Chinese Premier Li Keqiang's five-day Europe tour will push forward the steady, healthy development of Chinese and European economies, with the help of new ideas and approaches to the two sides' win-win cooperation and common prosperity.[Special coverage]
Li's trip to the EU headquarters in Belgium and then to France came at a time when the deadlocked Greek debt issue cast a shadow over the future of the euro zone and Europe's economic revival.
Since the establishment of diplomatic ties 40 years ago, China and the European Union (EU) have witnessed rapid development of bilateral relations in various fields.
The EU has been China's largest trading partner for 11 years while China has been the EU's second-largest trading partner for 12 years. Two-way trade exceeded 600 billion U.S. dollars in 2014.
In addition, the 28-member bloc is an important investment source for China, while Chinese enterprises' investment in the EU have also skyrocketed in recent years.
Last year, Chinese investment in the EU surpassed the bloc's investment in China for the first time.
At present, China-EU cooperation has more opportunities as China is promoting production capacity cooperation while the EU is hoping to implement a large-scale investment plan to revitalize its economy.
After over three decades of industrialization, China has accumulated significant advantages in infrastructure construction and equipment manufacturing.
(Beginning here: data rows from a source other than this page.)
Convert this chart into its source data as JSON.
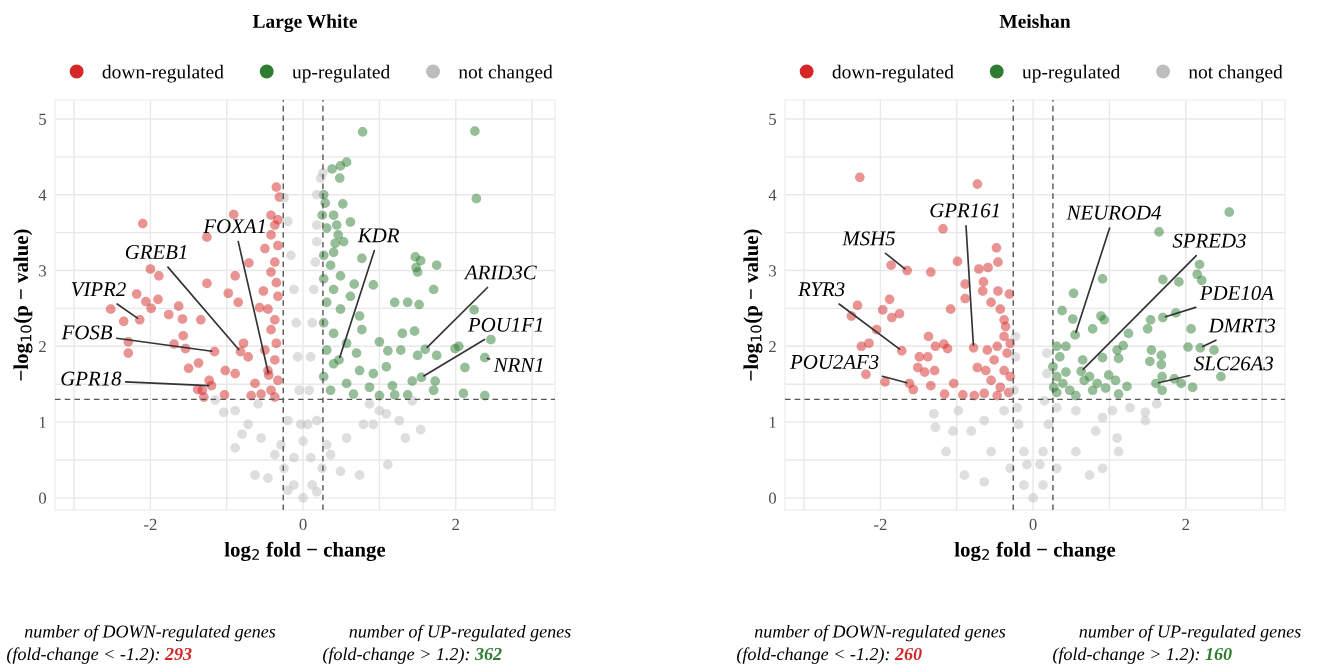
{
  "chart_data": [
    {
      "type": "scatter",
      "title": "Large White",
      "xlabel": "log$_{2}$ fold − change",
      "ylabel": "−log$_{10}$(p − value)",
      "xlim": [
        -3.25,
        3.3
      ],
      "ylim": [
        -0.16,
        5.25
      ],
      "xticks": [
        {
          "value": -3,
          "label": null
        },
        -2,
        {
          "value": -1,
          "label": null
        },
        0,
        {
          "value": 1,
          "label": null
        },
        2,
        {
          "value": 3,
          "label": null
        }
      ],
      "yticks": [
        0,
        {
          "value": 0.5,
          "label": null
        },
        1,
        {
          "value": 1.5,
          "label": null
        },
        2,
        {
          "value": 2.5,
          "label": null
        },
        3,
        {
          "value": 3.5,
          "label": null
        },
        4,
        {
          "value": 4.5,
          "label": null
        },
        5
      ],
      "grid": true,
      "legend": "top",
      "marker": "circle",
      "ref_lines": [
        {
          "axis": "x",
          "value": -0.26,
          "line_style": "dashed",
          "color": "#555555"
        },
        {
          "axis": "x",
          "value": 0.26,
          "line_style": "dashed",
          "color": "#555555"
        },
        {
          "axis": "y",
          "value": 1.3,
          "line_style": "dashed",
          "color": "#555555"
        }
      ],
      "series": [
        {
          "name": "down-regulated",
          "color": "#d62728",
          "x": [
            -2.14,
            -1.16,
            -0.82,
            -0.45,
            -1.2,
            -2.1,
            -0.91,
            -0.35,
            -0.31,
            -1.26,
            -2.0,
            -1.89,
            -2.18,
            -2.06,
            -1.9,
            -2.52,
            -2.35,
            -2.29,
            -2.29,
            -1.99,
            -1.76,
            -1.63,
            -1.58,
            -1.34,
            -1.57,
            -1.69,
            -1.54,
            -1.37,
            -1.5,
            -1.26,
            -0.98,
            -0.85,
            -0.71,
            -0.89,
            -0.52,
            -0.57,
            -1.23,
            -1.32,
            -1.38,
            -1.3,
            -1.03,
            -1.02,
            -0.89,
            -0.78,
            -0.72,
            -0.63,
            -0.68,
            -0.37,
            -0.42,
            -0.33,
            -0.5,
            -0.37,
            -0.42,
            -0.35,
            -0.33,
            -0.46,
            -0.37,
            -0.42,
            -0.35,
            -0.5,
            -0.37,
            -0.46,
            -0.33,
            -0.42,
            -0.55,
            -0.37,
            -0.33,
            -0.42
          ],
          "values": [
            2.35,
            1.93,
            1.93,
            1.62,
            1.48,
            3.62,
            3.74,
            4.1,
            3.97,
            3.44,
            3.02,
            2.93,
            2.69,
            2.59,
            2.62,
            2.49,
            2.33,
            2.06,
            1.91,
            2.5,
            2.42,
            2.53,
            2.36,
            2.35,
            2.14,
            2.03,
            1.97,
            1.78,
            1.71,
            2.83,
            2.7,
            2.58,
            3.1,
            2.93,
            2.73,
            2.51,
            1.55,
            1.42,
            1.43,
            1.33,
            1.36,
            1.68,
            1.64,
            2.04,
            1.86,
            1.51,
            1.35,
            3.6,
            3.47,
            3.33,
            3.29,
            3.11,
            2.98,
            2.84,
            2.66,
            2.49,
            2.35,
            2.22,
            2.04,
            1.95,
            1.82,
            1.68,
            1.55,
            1.42,
            1.37,
            1.33,
            3.67,
            3.73
          ]
        },
        {
          "name": "up-regulated",
          "color": "#2e7d32",
          "x": [
            0.47,
            1.6,
            1.55,
            2.38,
            0.78,
            2.25,
            2.27,
            0.38,
            0.49,
            0.57,
            0.48,
            0.27,
            0.29,
            0.52,
            0.25,
            0.4,
            0.62,
            0.31,
            0.44,
            0.46,
            0.42,
            0.53,
            0.4,
            0.77,
            1.47,
            1.54,
            1.75,
            1.48,
            1.5,
            0.67,
            0.92,
            1.71,
            1.2,
            1.37,
            1.52,
            2.24,
            0.77,
            1.3,
            1.46,
            1.0,
            1.28,
            1.11,
            1.99,
            2.04,
            2.46,
            1.5,
            1.75,
            2.12,
            1.43,
            1.73,
            1.71,
            1.37,
            2.1,
            2.38,
            1.17,
            1.2,
            0.27,
            0.36,
            0.27,
            0.4,
            0.31,
            0.49,
            0.27,
            0.4,
            0.57,
            0.31,
            0.7,
            0.4,
            0.74,
            0.27,
            0.92,
            0.57,
            0.87,
            0.36,
            0.66,
            1.0,
            1.09,
            0.49,
            0.62,
            0.74
          ],
          "values": [
            1.82,
            1.96,
            1.59,
            1.85,
            4.83,
            4.84,
            3.95,
            4.34,
            4.38,
            4.43,
            4.22,
            4.0,
            3.89,
            3.88,
            3.73,
            3.73,
            3.64,
            3.56,
            3.6,
            3.47,
            3.36,
            3.38,
            3.24,
            3.16,
            3.18,
            3.13,
            3.07,
            3.04,
            2.98,
            2.82,
            2.81,
            2.75,
            2.58,
            2.58,
            2.55,
            2.48,
            2.22,
            2.17,
            2.2,
            2.06,
            1.95,
            1.94,
            1.97,
            2.0,
            2.09,
            1.88,
            1.88,
            1.72,
            1.54,
            1.54,
            1.42,
            1.36,
            1.38,
            1.35,
            1.48,
            1.36,
            3.2,
            3.07,
            2.89,
            2.75,
            2.58,
            2.49,
            2.31,
            2.17,
            2.04,
            1.95,
            1.91,
            1.77,
            1.68,
            1.6,
            1.64,
            1.51,
            1.46,
            1.42,
            1.37,
            1.35,
            1.73,
            2.93,
            2.66,
            2.4
          ]
        },
        {
          "name": "not changed",
          "color": "#bdbdbd",
          "x": [
            0,
            -0.12,
            0.12,
            -0.25,
            0.25,
            -0.37,
            0.36,
            -0.55,
            0.57,
            -0.72,
            0.79,
            -0.89,
            1.0,
            -1.04,
            1.26,
            1.54,
            1.34,
            1.11,
            0.74,
            -0.63,
            -0.89,
            -0.12,
            0.1,
            -0.2,
            0.18,
            -0.59,
            0.87,
            0.92,
            -0.29,
            0.31,
            -1.15,
            1.43,
            1.09,
            -0.8,
            0.49,
            -0.46,
            -0.2,
            0.18,
            -0.25,
            -0.2,
            -0.16,
            -0.12,
            -0.09,
            -0.07,
            -0.05,
            -0.03,
            0,
            0.23,
            0.18,
            0.18,
            0.18,
            0.16,
            0.14,
            0.12,
            0.1,
            0.08,
            0.06,
            0.26
          ],
          "values": [
            0,
            0.17,
            0.17,
            0.39,
            0.39,
            0.57,
            0.57,
            0.79,
            0.79,
            0.97,
            0.97,
            1.15,
            1.15,
            1.13,
            1.02,
            0.9,
            0.79,
            0.44,
            0.3,
            0.3,
            0.66,
            0.53,
            0.53,
            1.02,
            1.02,
            1.24,
            1.24,
            0.97,
            0.7,
            0.7,
            1.29,
            1.28,
            1.11,
            0.84,
            0.35,
            0.26,
            0.1,
            0.08,
            3.96,
            3.65,
            3.2,
            2.75,
            2.31,
            1.86,
            1.42,
            0.97,
            0.75,
            4.22,
            4.0,
            3.6,
            3.38,
            3.11,
            2.75,
            2.31,
            1.86,
            1.42,
            0.97,
            4.29
          ]
        }
      ],
      "annotations": [
        {
          "text": "VIPR2",
          "x": -2.14,
          "y": 2.35
        },
        {
          "text": "FOSB",
          "x": -1.16,
          "y": 1.93
        },
        {
          "text": "GREB1",
          "x": -0.82,
          "y": 1.93
        },
        {
          "text": "FOXA1",
          "x": -0.45,
          "y": 1.62
        },
        {
          "text": "GPR18",
          "x": -1.2,
          "y": 1.48
        },
        {
          "text": "KDR",
          "x": 0.47,
          "y": 1.82
        },
        {
          "text": "ARID3C",
          "x": 1.6,
          "y": 1.96
        },
        {
          "text": "POU1F1",
          "x": 1.55,
          "y": 1.59
        },
        {
          "text": "NRN1",
          "x": 2.38,
          "y": 1.85
        },
        "number of DOWN-regulated genes\n(fold-change < -1.2): 293",
        "number of UP-regulated genes\n(fold-change > 1.2): 362"
      ]
    },
    {
      "type": "scatter",
      "title": "Meishan",
      "xlabel": "log$_{2}$ fold − change",
      "ylabel": "−log$_{10}$(p − value)",
      "xlim": [
        -3.25,
        3.3
      ],
      "ylim": [
        -0.16,
        5.25
      ],
      "xticks": [
        {
          "value": -3,
          "label": null
        },
        -2,
        {
          "value": -1,
          "label": null
        },
        0,
        {
          "value": 1,
          "label": null
        },
        2,
        {
          "value": 3,
          "label": null
        }
      ],
      "yticks": [
        0,
        {
          "value": 0.5,
          "label": null
        },
        1,
        {
          "value": 1.5,
          "label": null
        },
        2,
        {
          "value": 2.5,
          "label": null
        },
        3,
        {
          "value": 3.5,
          "label": null
        },
        4,
        {
          "value": 4.5,
          "label": null
        },
        5
      ],
      "grid": true,
      "legend": "top",
      "marker": "circle",
      "ref_lines": [
        {
          "axis": "x",
          "value": -0.26,
          "line_style": "dashed",
          "color": "#555555"
        },
        {
          "axis": "x",
          "value": 0.26,
          "line_style": "dashed",
          "color": "#555555"
        },
        {
          "axis": "y",
          "value": 1.3,
          "line_style": "dashed",
          "color": "#555555"
        }
      ],
      "series": [
        {
          "name": "down-regulated",
          "color": "#d62728",
          "x": [
            -1.65,
            -0.78,
            -1.72,
            -1.62,
            -2.27,
            -0.73,
            -1.18,
            -0.48,
            -0.46,
            -0.99,
            -1.34,
            -1.86,
            -0.71,
            -0.59,
            -0.89,
            -0.65,
            -0.66,
            -0.46,
            -0.31,
            -0.89,
            -1.88,
            -2.3,
            -2.38,
            -1.97,
            -1.85,
            -1.75,
            -2.05,
            -1.08,
            -0.55,
            -0.43,
            -0.38,
            -2.25,
            -2.15,
            -1.37,
            -1.28,
            -1.17,
            -1.12,
            -1.49,
            -1.38,
            -1.51,
            -1.42,
            -1.29,
            -1.34,
            -2.19,
            -1.94,
            -1.57,
            -1.16,
            -1.04,
            -0.92,
            -0.73,
            -0.62,
            -0.77,
            -0.64,
            -0.38,
            -0.47,
            -0.34,
            -0.51,
            -0.38,
            -0.3,
            -0.55,
            -0.43,
            -0.32,
            -0.47,
            -0.6,
            -0.36,
            -0.3
          ],
          "values": [
            3.0,
            1.98,
            1.94,
            1.51,
            4.23,
            4.14,
            3.55,
            3.3,
            3.11,
            3.12,
            2.98,
            3.07,
            3.02,
            3.04,
            2.82,
            2.85,
            2.73,
            2.73,
            2.69,
            2.63,
            2.62,
            2.54,
            2.4,
            2.48,
            2.38,
            2.43,
            2.22,
            2.49,
            2.58,
            2.49,
            2.35,
            2.0,
            2.04,
            2.13,
            2.0,
            2.03,
            1.97,
            1.86,
            1.86,
            1.72,
            1.66,
            1.68,
            1.48,
            1.63,
            1.53,
            1.43,
            1.37,
            1.51,
            1.36,
            1.72,
            1.68,
            1.35,
            1.38,
            2.13,
            2.0,
            1.91,
            1.82,
            1.68,
            1.6,
            1.55,
            1.46,
            1.39,
            1.35,
            1.95,
            2.26,
            2.04
          ]
        },
        {
          "name": "up-regulated",
          "color": "#2e7d32",
          "x": [
            0.55,
            0.63,
            1.7,
            2.19,
            1.61,
            2.57,
            1.65,
            2.18,
            2.15,
            2.21,
            1.7,
            1.91,
            0.91,
            0.53,
            0.38,
            0.52,
            0.89,
            0.93,
            0.78,
            1.25,
            1.54,
            1.5,
            2.07,
            1.87,
            0.31,
            0.43,
            1.18,
            1.1,
            1.55,
            1.68,
            2.03,
            2.37,
            1.68,
            1.53,
            1.12,
            0.91,
            0.65,
            0.99,
            1.69,
            2.46,
            1.85,
            1.94,
            2.09,
            1.69,
            1.23,
            1.08,
            0.95,
            0.84,
            0.74,
            0.26,
            0.31,
            0.39,
            0.48,
            0.31,
            0.56,
            0.27,
            0.43,
            0.35,
            0.67,
            0.78,
            1.12
          ],
          "values": [
            2.15,
            1.67,
            2.38,
            1.98,
            1.51,
            3.77,
            3.51,
            3.08,
            2.95,
            2.87,
            2.88,
            2.85,
            2.89,
            2.7,
            2.47,
            2.36,
            2.4,
            2.35,
            2.23,
            2.17,
            2.35,
            2.23,
            2.23,
            2.44,
            2.0,
            2.0,
            2.01,
            1.95,
            1.95,
            1.88,
            1.99,
            1.95,
            1.76,
            1.8,
            1.84,
            1.85,
            1.82,
            1.62,
            1.6,
            1.6,
            1.57,
            1.51,
            1.46,
            1.42,
            1.47,
            1.55,
            1.45,
            1.51,
            1.6,
            1.73,
            1.6,
            1.51,
            1.42,
            1.39,
            1.35,
            1.46,
            1.66,
            1.86,
            1.55,
            1.42,
            1.37
          ]
        },
        {
          "name": "not changed",
          "color": "#bdbdbd",
          "x": [
            1.47,
            1.47,
            1.27,
            1.62,
            -1.3,
            -1.28,
            -1.05,
            -0.9,
            -1.14,
            1.1,
            1.12,
            0.91,
            0.74,
            -0.64,
            0,
            -0.12,
            0.13,
            -0.3,
            0.31,
            -0.55,
            0.56,
            -0.81,
            0.82,
            -0.98,
            1.04,
            -0.12,
            0.13,
            -0.08,
            0.09,
            -0.19,
            0.2,
            -0.25,
            -0.23,
            -0.23,
            0.18,
            0.18,
            0.15,
            -0.21,
            0.31,
            -0.38,
            0.56,
            -0.64,
            0.91
          ],
          "values": [
            1.13,
            1.02,
            1.19,
            1.24,
            1.11,
            0.93,
            0.88,
            0.3,
            0.61,
            0.79,
            0.61,
            0.39,
            0.3,
            0.21,
            0,
            0.17,
            0.17,
            0.39,
            0.39,
            0.61,
            0.61,
            0.88,
            0.88,
            1.15,
            1.15,
            0.61,
            0.61,
            0.44,
            0.44,
            0.97,
            0.97,
            1.42,
            1.86,
            2.13,
            1.91,
            1.64,
            1.28,
            1.19,
            1.19,
            1.15,
            1.15,
            1.02,
            1.06
          ]
        }
      ],
      "annotations": [
        {
          "text": "MSH5",
          "x": -1.65,
          "y": 3.0
        },
        {
          "text": "GPR161",
          "x": -0.78,
          "y": 1.98
        },
        {
          "text": "RYR3",
          "x": -1.72,
          "y": 1.94
        },
        {
          "text": "POU2AF3",
          "x": -1.62,
          "y": 1.51
        },
        {
          "text": "NEUROD4",
          "x": 0.55,
          "y": 2.15
        },
        {
          "text": "SPRED3",
          "x": 0.63,
          "y": 1.67
        },
        {
          "text": "PDE10A",
          "x": 1.7,
          "y": 2.38
        },
        {
          "text": "DMRT3",
          "x": 2.19,
          "y": 1.98
        },
        {
          "text": "SLC26A3",
          "x": 1.61,
          "y": 1.51
        },
        "number of DOWN-regulated genes\n(fold-change < -1.2): 260",
        "number of UP-regulated genes\n(fold-change > 1.2): 160"
      ]
    }
  ]
}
Cooperation in these fields with Europe will stimulate demand in both sides, and in turn provide more momentum for their economic growth.
As China is committed to comprehensively deepening reforms and the EU is restructuring itself for economic revival, Li's Europe tour has just brought a rare opportunity for expanding cooperation between the two sides.
Addressing the opening ceremony of a China-EU business summit, the premier said his country is willing to interface with the European Fund for Strategic Investment, a 315 billion-euro (352 billion-dollar) investment plan initiated by European Commission President Jean-Claude Juncker for resuscitating Europe's economy and in particular building large infrastructure.
Seeing the China-EU relationship as one of the most important, stable and constructive relationships in the world, Li proposed combining China's comparative advantages in production capacity and equipment manufacturing with advanced technologies of European countries.
In response to the Greek debt issue, Li said during a meeting with European Parliament President Martin Schulz that China, as a firm supporter of the European integration process, is always a responsible long-term holder of European bonds and expects an adequate solution to the issue.
Expansive monetary policies are not quite enough for stimulating the sluggish economy, the premier said, encouraging both China and the EU to adopt structural reforms and enhance international production capacity cooperation so as to revitalize the real economy.
With a quarter of the world population and one-third of the global economic aggregate, China and the EU will create tremendous opportunities by conjoining the two big markets.
Analysts said that against the backdrop of a sluggish recovery of the global economy and weak market demand, China-EU cooperation has played an active role in supporting steady growth for Europe and the world at large.
As the world's two influential economies, China and the EU should join hands to contribute to boosting sustainable, balanced growth for the global economy, they said.
In the opinion of Luigi Gambardella, president of ChinaEU, a business-led international association for European and Chinese information and communications technology, the EU and China are strategic partners and their economic relationship has developed to a point where it is difficult to talk and think about one economy without the other.
"We should take advantage of the existing opportunities for cooperation from today, focusing on a positive agenda and leaving aside the past difficulties," he said.